Consortium interested in media ratings

Target: VNU N.V.

Price: $8.6 billion ($10.3 billion)

Buyers: AlpInvest Partners; The Blackstone Group; The Carlyle Group; Hellman & Friedman; Kohlberg Kravis Roberts & Co.; Thomas H. Lee Partners

Seller: VNU Shareholders

Financial Advisors: Seller: Credit Suisse Group; N.M. Rothschild & Sons Ltd.; Evercore Partners; Buyers: ABN AMRO; Citigroup Inc.; Deutsche Bank; ING Group; J.P. Morgan Chase & Co.

Legal Counsel: Buyers: Clifford Chance LLP and Latham & Watkins LLP; Seller: Simpson Thacher & Bartlett LLP; De Brauw Blackstone Westbroek NV

The buyers, operating through a holding company called Valcon Acquisition B.V., agreed to acquire the Haarlem, Netherlands-based owner of Nielsen Media Research for ?28.75 per share. The combined price tag of the transaction is ?8.6 billion ($10.3 billion), including the assumption of debt.

Two other private equity firms, Permira and Apax Partners, had belonged to the consortium but dropped out. A source with knowledge of the deal said Permira stepped aside once the price got too high, while an Apax spokeswoman declined to comment on the matter. The buying consortium declined comment through a spokesman, as well.
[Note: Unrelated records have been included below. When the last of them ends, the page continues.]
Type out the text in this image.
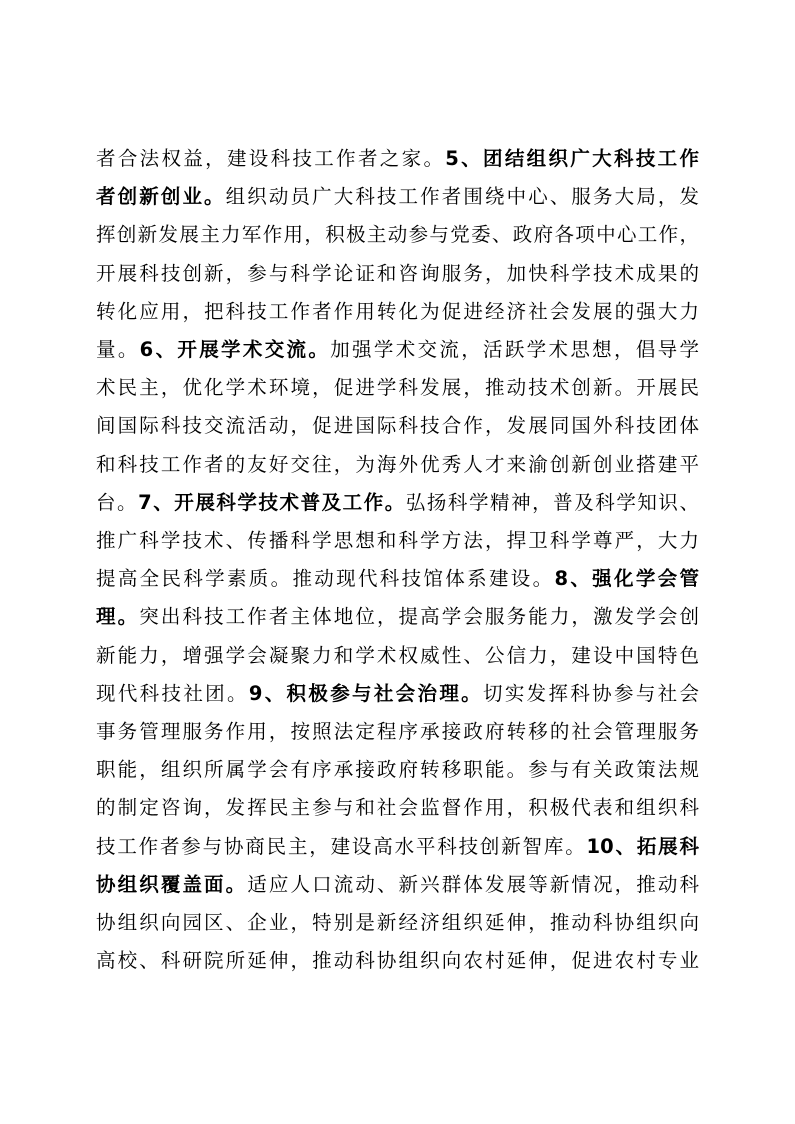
者合法权益，建设科技工作者之家。5、团结组织广大科技工作
者创新创业。组织动员广大科技工作者围绕中心、服务大局，发
挥创新发展主力军作用，积极主动参与党委、政府各项中心工作，
开展科技创新，参与科学论证和咨询服务，加快科学技术成果的
转化应用，把科技工作者作用转化为促进经济社会发展的强大力
量。6、开展学术交流。加强学术交流，活跃学术思想，倡导学
术民主，优化学术环境，促进学科发展，推动技术创新。开展民
间国际科技交流活动，促进国际科技合作，发展同国外科技团体
和科技工作者的友好交往，为海外优秀人才来渝创新创业搭建平
台。7、开展科学技术普及工作。弘扬科学精神，普及科学知识、
推广科学技术、传播科学思想和科学方法，捍卫科学尊严，大力
提高全民科学素质。推动现代科技馆体系建设。8、强化学会管
理。突出科技工作者主体地位，提高学会服务能力，激发学会创
新能力，增强学会凝聚力和学术权威性、公信力，建设中国特色
现代科技社团。9、积极参与社会治理。切实发挥科协参与社会
事务管理服务作用，按照法定程序承接政府转移的社会管理服务
职能，组织所属学会有序承接政府转移职能。参与有关政策法规
的制定咨询，发挥民主参与和社会监督作用，积极代表和组织科
技工作者参与协商民主，建设高水平科技创新智库。10、拓展科
协组织覆盖面。适应人口流动、新兴群体发展等新情况，推动科
协组织向园区、企业，特别是新经济组织延伸，推动科协组织向
高校、科研院所延伸，推动科协组织向农村延伸，促进农村专业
The agreed-to purchase price represents a multiple of 13.4x VNU’s 2005 EBITDA, which the company’s supervisory board concluded was a value in the best interests of the company’s shareholders. A statement from VNU calls the multiple “an attractive valuation” compared with the recent trading of peer companies such as McGraw-Hill and others.

But not all agree with that. In a research report, Citigroup CFA Thomas Singlehurst expressed that the proposed bid at ?28.75 per share undervalues the company and that investors should push for a purchase price of ?31 per share.

Furthermore, Singlehurst questioned the need for VNU to sell in the first place. “There is nothing private equity can do (releverage, asset disposals, cost savings) that existing management, correctly incentivised, could not (at least partially, in the case of leverage) do themselves,” he said.

VNU is active in more than 100 countries and employs nearly 41,000 people. Last year the company posted ?3.5 billion in revenues.

The consortium said it intends to capitalize on those strengths by keeping VNU “together as an integrated company” while pursuing improvements in operational efficiency and investing in product development and innovation.

Rob van den Bergh, CEO of VNU, is expected to step down from his position upon the closing of the transaction, which is slated for sometime in May. ABN AMRO, Citigroup Inc., Deutsche Bank, ING Group and J.P. Morgan Chase & Co. will provide financing.